When you had to individually open every drawer on a dresser just to find a package of crackers, Rockstar was telling you explicitly "This is going to be less fun than any other Rockstar game." Red Dead 2 is the first time in video game history that intentionally made their game tangibly less fun than its predecessor. Looting is tedious. Arthur Morgan is not a man of herculean strength and endurance. Your horse is meandering. Inventory management is cumbersome and restrictive. Missions (outside of a few select set pieces) are slow and pensive.
But its all by design.
Red Dead Redemption 2 is the first, and remains the only, video game where every facet reinforces the themes of the narrative. And it/s all to reiterate over and over one thing: Redemption is possible through God.
This is most obvious in the final mission of Arthur's story. There are four possible endings depending on how you played the game. If you did immoral things, you either get killed in darkness or surrounded by flames. If you walked the path of the righteous man, Arthur dies watching the sunrise.
The final choice is even as straightforward as "Do you ascend the mountain or go down to the underground?" But that's obvious symbolism. The genius of the game is you don't realize that's what the game has been doing the entire time. With every mission and every action you take.
Arthur Morgan grew up in the Van Der Linde Gang under the mentorship of Dutch van der Linde and Hosea. Dutch is a man of eloquence. He's well read. He has principles, charm, dreams. And plans.
The game starts as the gang is running to the icy cold of the mountains after a robbery in Blackwater went bad. It takes some time to find out what happened as Arthur wasn't there, but there is a commonality between all the stories: it was a set-up and Dutch shot a young girl in the head. But Dutch is all about looking ahead. He claims its to keep the rest of the gang alive, but throughout we come to find that the Dutch we see, the one Arthur has been with his whole life, is a lie. The Dutch that kills innocent people, lies and manipulates good men, that's the real Dutch. Luring the weak down a path of wickedness, as he drags all those around him down in the flames with him. Dutch is not just a false prophet. He is the antichrist.
During his path with Dutch, Arthur ignores many signs from God. He just so happened to not be at the Blackwater robbery that went wrong. He is shown time and time again what happens to every gang. He is given out after out by Milton, the Pinkerton sent to track down his gang.
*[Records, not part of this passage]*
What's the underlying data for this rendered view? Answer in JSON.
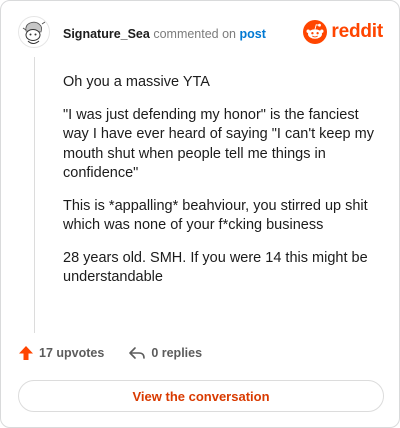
{
  "comment": {
    "username": "Signature_Sea",
    "action_text": "commented on",
    "post_link": "post",
    "paragraphs": [
      "Oh you a massive YTA",
      "\"I was just defending my honor\" is the fanciest way I have ever heard of saying \"I can't keep my mouth shut when people tell me things in confidence\"",
      "This is *appalling* beahviour, you stirred up shit which was none of your f*cking business",
      "28 years old. SMH. If you were 14 this might be understandable"
    ],
    "upvotes_label": "17 upvotes",
    "replies_label": "0 replies"
  },
  "brand": {
    "wordmark": "reddit",
    "color": "#ff4500"
  },
  "cta": {
    "label": "View the conversation"
  },
  "colors": {
    "link": "#0079d3",
    "upvote": "#ff4500",
    "cta_text": "#d93a00"
  }
}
Robberies keep going wrong and the gang is worse off than they were before. He meets a nun and a friar who ask him for help and Arthur finds great satisfaction in helping. But Arthur, out of misplaced loyalty to Dutch, stays.
In the first act of the game, Arthur goes to the home of Thomas Downes, a local preacher who owes the gang money. Arthur is unaware that Downes has tuberculosis, and while beating him to death Downes coughs blood on Arthur. We find out later that Arthur killed Downes over $20.
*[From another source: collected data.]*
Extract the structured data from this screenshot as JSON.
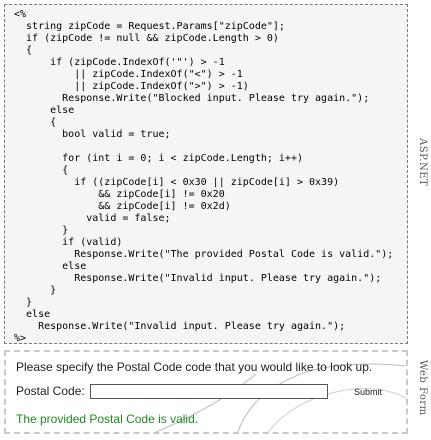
{
  "code_panel": {
    "side_label": "ASP.NET",
    "lines": [
      "<%",
      "  string zipCode = Request.Params[\"zipCode\"];",
      "  if (zipCode != null && zipCode.Length > 0)",
      "  {",
      "      if (zipCode.IndexOf('\"') > -1",
      "          || zipCode.IndexOf(\"<\") > -1",
      "          || zipCode.IndexOf(\">\") > -1)",
      "        Response.Write(\"Blocked input. Please try again.\");",
      "      else",
      "      {",
      "        bool valid = true;",
      "",
      "        for (int i = 0; i < zipCode.Length; i++)",
      "        {",
      "          if ((zipCode[i] < 0x30 || zipCode[i] > 0x39)",
      "              && zipCode[i] != 0x20",
      "              && zipCode[i] != 0x2d)",
      "            valid = false;",
      "        }",
      "        if (valid)",
      "          Response.Write(\"The provided Postal Code is valid.\");",
      "        else",
      "          Response.Write(\"Invalid input. Please try again.\");",
      "      }",
      "  }",
      "  else",
      "    Response.Write(\"Invalid input. Please try again.\");",
      "%>"
    ]
  },
  "web_form": {
    "side_label": "Web Form",
    "prompt": "Please specify the Postal Code code that you would like to look up.",
    "postal_label": "Postal Code:",
    "postal_value": "",
    "submit_label": "Submit",
    "result_text": "The provided Postal Code is valid.",
    "result_color": "#1e8a1e"
  }
}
Months later, Arthur is diagnosed with Tuberculosis. It's too late to save himself. After ignoring the signs from God all game, Arthur is finally ready to listen.
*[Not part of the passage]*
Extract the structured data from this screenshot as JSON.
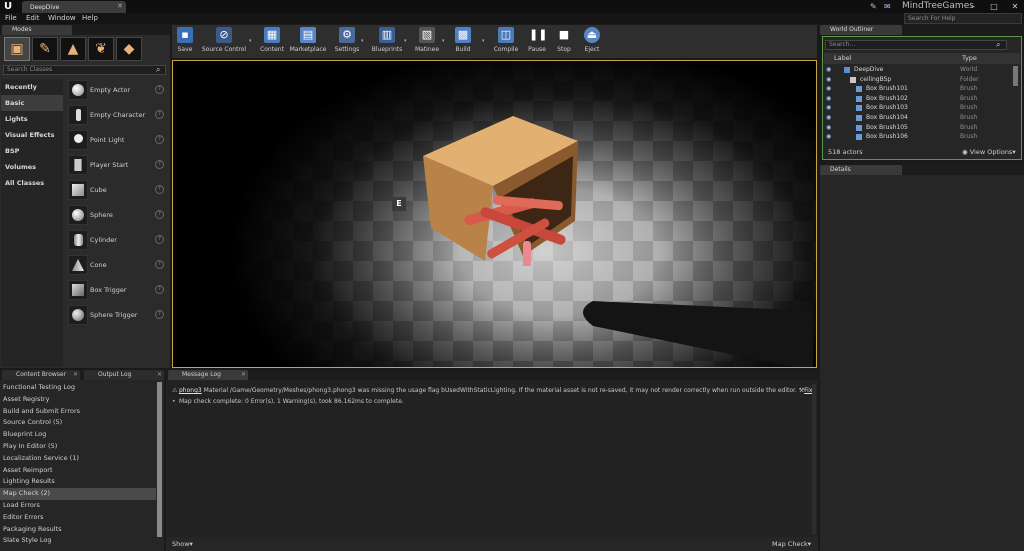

The last act of the game is noticeably more difficult. Arthur moves even slower. He doesn't have as much health. He's getting sicker by the day. But he keeps going because he knows now that he doesn't have much time left. Before the diagnosis, Arthur lived as a man with a death wish but was spared by God time and time again.
After the diagnosis, Arthur has to face his mortality. Luck won't save him. Nothing will. He comes to find he's tired of wallowing and to make the last days of his life mean something.
At one point towards the the final act, Arthur meets the nun again. They talk and she tells him that she thinks he's a good man. Arthur scoffs at the suggestion and tells the nun that he doesn't "know him". The nun responds to Arthur "that's the problem, you don't know you" and that whenever she sees him, Arthur is always helping people and smiling. T
his disarms Arthur, he goes on to tell the nun about his son, who passed away, and in one of the most emotional lines of dialogue of any video game, Arthur Morgan, the stoic, rugged, anti-hero of our adventure admits to this nun that he's afraid of dying.
It's unspoken but he knows if he doesn't change his way, he'll burn. She gives him a simple piece of guidance: "Take a gamble that love exists, and do a loving act."
True redemption for Arthur comes from those loving acts. He starts giving away his worldly possessions to the needy. He practices more patience and forgiveness for those that deserve it. It took contracting an incurable disease to do it, but its the only way God could get Arthur's attention. And in the end Arthur gives his life to save his brother and his brother's family.
And for this sacrifice, God grants him a peaceful death, overlooking God's green earth, enveloped in the dawn of God's love.